FX: Central Banks Key To 2013 FX Moves


By Gordon Platt

Central bank policies could create some interesting opportunities in the foreign exchange markets in 2013, despite what could be a slow-growth environment, analysts say.

“We expect the newly elected Japanese government to give the Bank of Japan a stronger mandate for targeting higher, much-needed inflation,” analysts at Barclays said in a recent report. “As a result, we expect the yen is likely to experience a large, one-off depreciation, mostly in the first quarter [of 2013].”

There is also the chance that the European Central Bank could embark on a more aggressive easing to support economic activity, which could pressure the euro lower in the medium term, Barclays says. In addition, the Federal Reserve could eventually respond to ongoing improvement in the US labor and housing markets.

Although the minutes of the December Federal Open Market Committee (FOMC) meeting suggested that the Fed could end its quantitative easing early, Barclays says it expects the Fed’s dovish monetary policy stance and aggressive balance-sheet expansion to continue.


The Japanese yen fell to its lowest level in more than two years in early January, as Shinzo Abe, Japan’s new prime minister, proposed that the Bank of Japan set a 2% inflation target.

Alistair Cotton, senior analyst at Currencies Direct, a London foreign exchange broker and international payments provider, says: “The market is primed for unlimited printing of Japanese yen. If the Bank of Japan doesn’t deliver as quickly as the market expects, there is a potential for a short squeeze.” During a short squeeze, market participants holding short positions in yen would be forced to buy the Japanese currency in a rising market in order to close out their positions.

Masaaki Shirakawa, the head of Japan’s central bank, pledged to work with the new government to fight deflation. He added, however, that both monetary easing and measures to support economic growth were necessary.

Karl Schamotta, senior market strategist at Western Union Business Solutions, says: “While Mr. Abe is undoubtedly sincere in wishing to make substantial changes within the Japanese economy, it is far from clear whether he will be able to achieve this. While many observers expect policymakers to simply bow to Abe’s demands, monetary officials are painfully aware that the country’s enormous government debt burden makes it vulnerable.”

Any misstep could put bond vigilantes on the warpath, Schamotta says. “Thus, the central bank may continue to chart its own path—at least until [Bank of Japan] governor Shirakawa leaves his post in April.”

Foreign exchange analysts at Barclays said the ruling Liberal Democratic Party and its junior coalition partner, the New Komeito Party, are likely to pursue reflationary policies aggressively in order to keep their approval rating high to win the upcoming Upper House election in July.
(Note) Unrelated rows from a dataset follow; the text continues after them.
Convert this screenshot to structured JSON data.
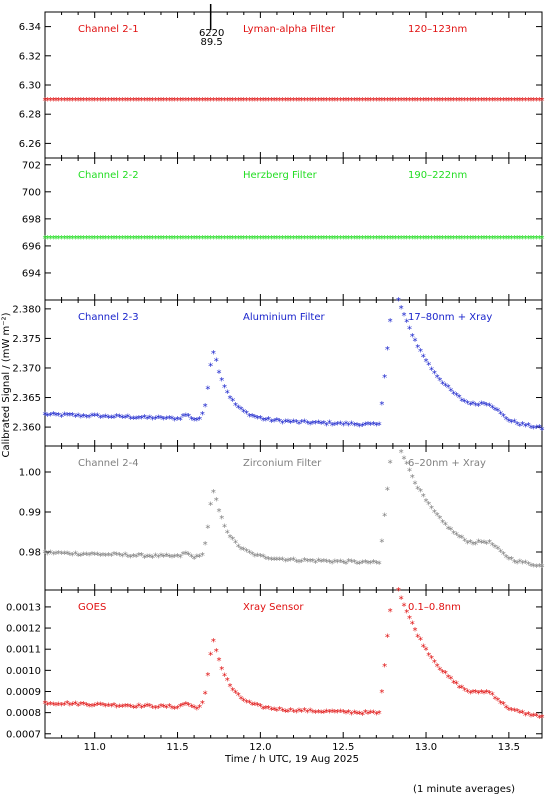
{
  "chart_data": {
    "type": "scatter",
    "x_axis": {
      "label": "Time / h UTC, 19 Aug 2025",
      "range": [
        10.7,
        13.7
      ],
      "ticks": [
        11.0,
        11.5,
        12.0,
        12.5,
        13.0,
        13.5
      ],
      "tick_labels": [
        "11.0",
        "11.5",
        "12.0",
        "12.5",
        "13.0",
        "13.5"
      ]
    },
    "y_label": "Calibrated Signal / (mW m⁻²)",
    "footnote": "(1 minute averages)",
    "marker": "*",
    "panels": [
      {
        "channel": "Channel 2-1",
        "filter": "Lyman-alpha Filter",
        "band": "120–123nm",
        "color": "#e01010",
        "ylim": [
          6.25,
          6.35
        ],
        "yticks": [
          6.26,
          6.28,
          6.3,
          6.32,
          6.34
        ],
        "ytick_labels": [
          "6.26",
          "6.28",
          "6.30",
          "6.32",
          "6.34"
        ],
        "annotation": {
          "x": 11.7,
          "lines": [
            "6220",
            "89.5"
          ]
        },
        "profile": {
          "type": "flat",
          "value": 6.289
        },
        "grid": false
      },
      {
        "channel": "Channel 2-2",
        "filter": "Herzberg Filter",
        "band": "190–222nm",
        "color": "#22dd22",
        "ylim": [
          692.0,
          702.5
        ],
        "yticks": [
          694,
          696,
          698,
          700,
          702
        ],
        "ytick_labels": [
          "694",
          "696",
          "698",
          "700",
          "702"
        ],
        "profile": {
          "type": "flat",
          "value": 696.5
        },
        "grid": false
      },
      {
        "channel": "Channel 2-3",
        "filter": "Aluminium Filter",
        "band": "17–80nm + Xray",
        "color": "#1a24cc",
        "ylim": [
          2.3568,
          2.3815
        ],
        "yticks": [
          2.36,
          2.365,
          2.37,
          2.375,
          2.38
        ],
        "ytick_labels": [
          "2.360",
          "2.365",
          "2.370",
          "2.375",
          "2.380"
        ],
        "profile": {
          "type": "flare",
          "base": 2.3565,
          "scale": 0.0224
        },
        "grid": false
      },
      {
        "channel": "Channel 2-4",
        "filter": "Zirconium Filter",
        "band": "6–20nm + Xray",
        "color": "#808080",
        "ylim": [
          0.9705,
          1.0065
        ],
        "yticks": [
          0.98,
          0.99,
          1.0
        ],
        "ytick_labels": [
          "0.98",
          "0.99",
          "1.00"
        ],
        "profile": {
          "type": "flare",
          "base": 0.9718,
          "scale": 0.0318
        },
        "grid": false
      },
      {
        "channel": "GOES",
        "filter": "Xray Sensor",
        "band": "0.1–0.8nm",
        "color": "#e01010",
        "ylim": [
          0.00068,
          0.00138
        ],
        "yticks": [
          0.0007,
          0.0008,
          0.0009,
          0.001,
          0.0011,
          0.0012,
          0.0013
        ],
        "ytick_labels": [
          "0.0007",
          "0.0008",
          "0.0009",
          "0.0010",
          "0.0011",
          "0.0012",
          "0.0013"
        ],
        "profile": {
          "type": "flare",
          "base": 0.00069,
          "scale": 0.00062
        },
        "grid": false
      }
    ]
  }
}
They do not yet have a majority in the Upper House.

The Abe administration’s inclination toward larger fiscal stimulus could also be negative for the currency, Barclays says. The spending could create fears of a sovereign downgrade as well as increase the trade deficit, it notes.
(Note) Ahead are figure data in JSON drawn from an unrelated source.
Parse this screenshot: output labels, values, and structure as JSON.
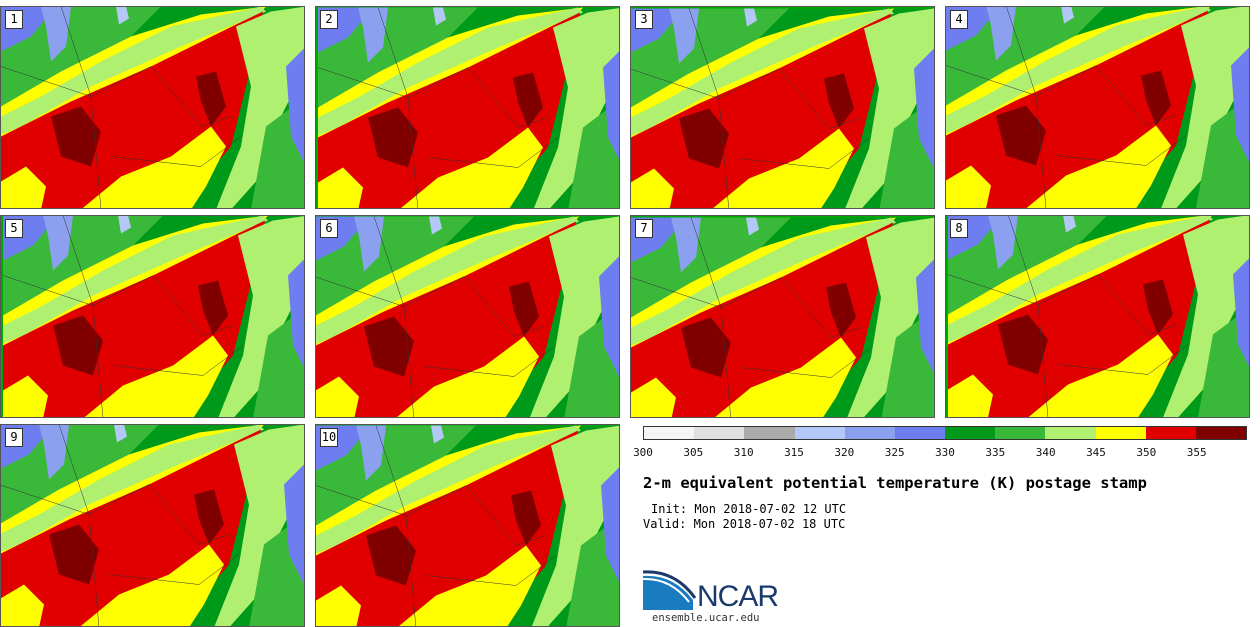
{
  "panels": [
    {
      "label": "1"
    },
    {
      "label": "2"
    },
    {
      "label": "3"
    },
    {
      "label": "4"
    },
    {
      "label": "5"
    },
    {
      "label": "6"
    },
    {
      "label": "7"
    },
    {
      "label": "8"
    },
    {
      "label": "9"
    },
    {
      "label": "10"
    }
  ],
  "colorbar": {
    "colors": [
      "#f5f5f5",
      "#e0e0e0",
      "#aaaaaa",
      "#b4c8f8",
      "#8ca0f0",
      "#6e7ef0",
      "#009a1a",
      "#3ab83a",
      "#b0f070",
      "#ffff00",
      "#e00000",
      "#800000"
    ],
    "tick_labels": [
      "300",
      "305",
      "310",
      "315",
      "320",
      "325",
      "330",
      "335",
      "340",
      "345",
      "350",
      "355"
    ]
  },
  "title": "2-m equivalent potential temperature (K) postage stamp",
  "init": "Init: Mon 2018-07-02 12 UTC",
  "valid": "Valid: Mon 2018-07-02 18 UTC",
  "logo_text": "NCAR",
  "site": "ensemble.ucar.edu"
}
Other Asian countries, such as South Korea, China and Taiwan, will face headwinds from Japan’s monetary experiment, Barclays says. These countries are major trading partners of Japan, and a weaker yen should directly affect imports and exports, the bank says. In addition, these countries compete with one another in other markets. A cheaper yen could slow South Korea’s export growth to the US, for example, according to Barclays.

The yen’s weakness was the main story in the foreign exchange market early in 2013, but there are other forces at work as well. Marc Chandler, global head of currency strategy at Brown Brothers Harriman, says: “There seems to be a collective sigh of relief that the full force of the US fiscal cliff that could have dragged the world’s largest economy into a recession has been averted.”

Market participants anticipate a further reduction in tail risks in Europe, according to Chandler. Although the big moves by the European Central Bank have already been conceived and implemented, the European Commission will do its part by granting several countries, including France and Spain, an additional year (and maybe two for Spain) to reach the 3% deficit target, Chandler says.